Zoe was born in 2015 as a solution to the growing need in Eurecom to have a flexible and reproducible environment to do research on data intensive frameworks. Virtual machines, managed via OpenStack, were cumbersome and users, once finished with their work, would not terminate them, wasting resources in our computing cluster.
Since then Zoe has grown a web interface and several enterprise-friendly features, like LDAP login. Several enterprises use Zoe in production and participate in development activities with bug reports and feature requests. Notable examples include Air France KLM and KPMG.
The project is released with an open source license. The source code is available in two repositories:
- Eurecom’s GitLab: day-to-day development, use this to develop Zoe
- GitHub: code is published only when all tests are passed, use this to deploy Zoe
- Pietro Michiardi: Professor and data science department head
- Daniele Venzano: Research engineer, Zoe creator and main developer
The data science department at EURECOM
For more information about the Data Science department at Eurecom, please visit the institutional website.
Zoe focus is data analytics. This focus helps defining a clear set of objectives and priorities for the project and avoid the risk of competing directly with generic infrastructure managers like Kubernetes or Swarm.

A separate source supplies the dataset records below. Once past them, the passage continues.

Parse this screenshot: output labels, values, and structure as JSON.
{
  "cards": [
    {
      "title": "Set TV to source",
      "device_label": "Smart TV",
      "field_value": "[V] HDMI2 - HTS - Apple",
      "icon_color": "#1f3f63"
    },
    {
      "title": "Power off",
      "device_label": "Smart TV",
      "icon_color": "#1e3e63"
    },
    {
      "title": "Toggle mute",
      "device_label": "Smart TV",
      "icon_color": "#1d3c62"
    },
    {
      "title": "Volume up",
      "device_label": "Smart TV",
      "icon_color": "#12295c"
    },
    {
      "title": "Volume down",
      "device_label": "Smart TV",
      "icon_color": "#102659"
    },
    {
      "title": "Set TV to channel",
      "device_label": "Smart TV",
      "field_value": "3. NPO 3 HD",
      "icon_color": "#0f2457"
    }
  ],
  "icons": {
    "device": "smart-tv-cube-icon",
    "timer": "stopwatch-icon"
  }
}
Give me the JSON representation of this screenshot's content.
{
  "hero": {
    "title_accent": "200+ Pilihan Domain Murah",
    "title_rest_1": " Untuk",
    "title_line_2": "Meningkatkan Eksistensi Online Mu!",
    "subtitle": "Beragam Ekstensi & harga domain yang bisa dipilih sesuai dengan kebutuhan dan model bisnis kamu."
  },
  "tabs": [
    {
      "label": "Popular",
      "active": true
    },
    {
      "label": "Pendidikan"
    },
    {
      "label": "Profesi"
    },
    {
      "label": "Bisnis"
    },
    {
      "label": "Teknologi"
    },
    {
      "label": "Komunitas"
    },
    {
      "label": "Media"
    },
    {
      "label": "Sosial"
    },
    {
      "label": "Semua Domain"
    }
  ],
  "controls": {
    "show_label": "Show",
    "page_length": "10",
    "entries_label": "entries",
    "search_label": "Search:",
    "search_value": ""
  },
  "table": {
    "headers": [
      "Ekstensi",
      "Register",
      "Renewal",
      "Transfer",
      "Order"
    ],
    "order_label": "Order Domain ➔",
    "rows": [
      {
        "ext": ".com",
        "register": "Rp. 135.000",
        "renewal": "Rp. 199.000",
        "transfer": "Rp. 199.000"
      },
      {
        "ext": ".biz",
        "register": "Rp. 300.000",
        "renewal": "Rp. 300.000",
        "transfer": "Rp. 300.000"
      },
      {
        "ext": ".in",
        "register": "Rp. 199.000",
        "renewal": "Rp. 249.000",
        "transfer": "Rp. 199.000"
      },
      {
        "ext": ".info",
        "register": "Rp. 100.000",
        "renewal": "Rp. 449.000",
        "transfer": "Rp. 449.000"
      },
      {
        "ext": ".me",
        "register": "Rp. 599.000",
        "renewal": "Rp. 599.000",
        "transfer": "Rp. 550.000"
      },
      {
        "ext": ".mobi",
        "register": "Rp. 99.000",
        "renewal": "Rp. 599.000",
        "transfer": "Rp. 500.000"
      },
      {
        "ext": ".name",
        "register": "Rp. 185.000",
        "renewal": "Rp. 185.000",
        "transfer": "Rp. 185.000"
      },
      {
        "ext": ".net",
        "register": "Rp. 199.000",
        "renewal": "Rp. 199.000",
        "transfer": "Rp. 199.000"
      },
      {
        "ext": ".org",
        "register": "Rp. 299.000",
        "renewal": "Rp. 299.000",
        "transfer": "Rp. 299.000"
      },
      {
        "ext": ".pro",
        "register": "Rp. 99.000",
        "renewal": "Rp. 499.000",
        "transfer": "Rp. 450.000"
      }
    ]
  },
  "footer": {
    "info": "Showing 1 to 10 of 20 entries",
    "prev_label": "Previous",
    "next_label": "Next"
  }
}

Zoe instead sits on top of these “cloud managers” to provide a simpler interface to end users who have no interest in the intricacies of container infrastructures.
Data analytic applications do not work in isolation. They need data, that may be stored or streamed, and they generate logs, that may have to be analyzed for debugging or stored for auditing. Data layers, in turn, need health monitoring. All these tools, frameworks, distributed filesystems, object stores, form a galaxy that revolves around analytic applications. For simplicity we will call these “support applications”.
Zoe does not focus on support applications. Managing a stable and fault tolerant HDFS cluster, for example, is a task for tools like Puppet, Chef or Ansible and is done by system administrators. Zoe, instead, targets data scientists, that need to use a cluster infrastructure, but do not usually have sysadmin skills.
The fundamental idea of Zoe is that a user who wants run data analytics applications should not be bothered by systems details, such as how to configure the amount of RAM a Spark Executor should use, how many cores are available in the system or even how many worker nodes should be used to meet an execution deadline.
Moreover final users require a lot of flexibility, they want ot test new analytics systems and algorithms as soon as possible, without having to wait for some approval procedure to go through the IT department. Zoe proposes a flexible model for applications descriptions: their management can be left entirely to the final user, but they can also prepared very quickly in all or in part by an IT department, who sometimes is more knowledgeable of resource limits and environment variables. We also plan to offer a number of building blocks (Zoe Frameworks) that can be composed to make Zoe Applications.
Finally we feel that there is a lack of solutions in the field of private clouds, where resources are not infinite and data layers (data-sets) may be shared between different users. All the current Open Source solutions we are aware of target the public cloud use case and try, more or less, to mimic what Amazon and other big names are doing in their data-centers.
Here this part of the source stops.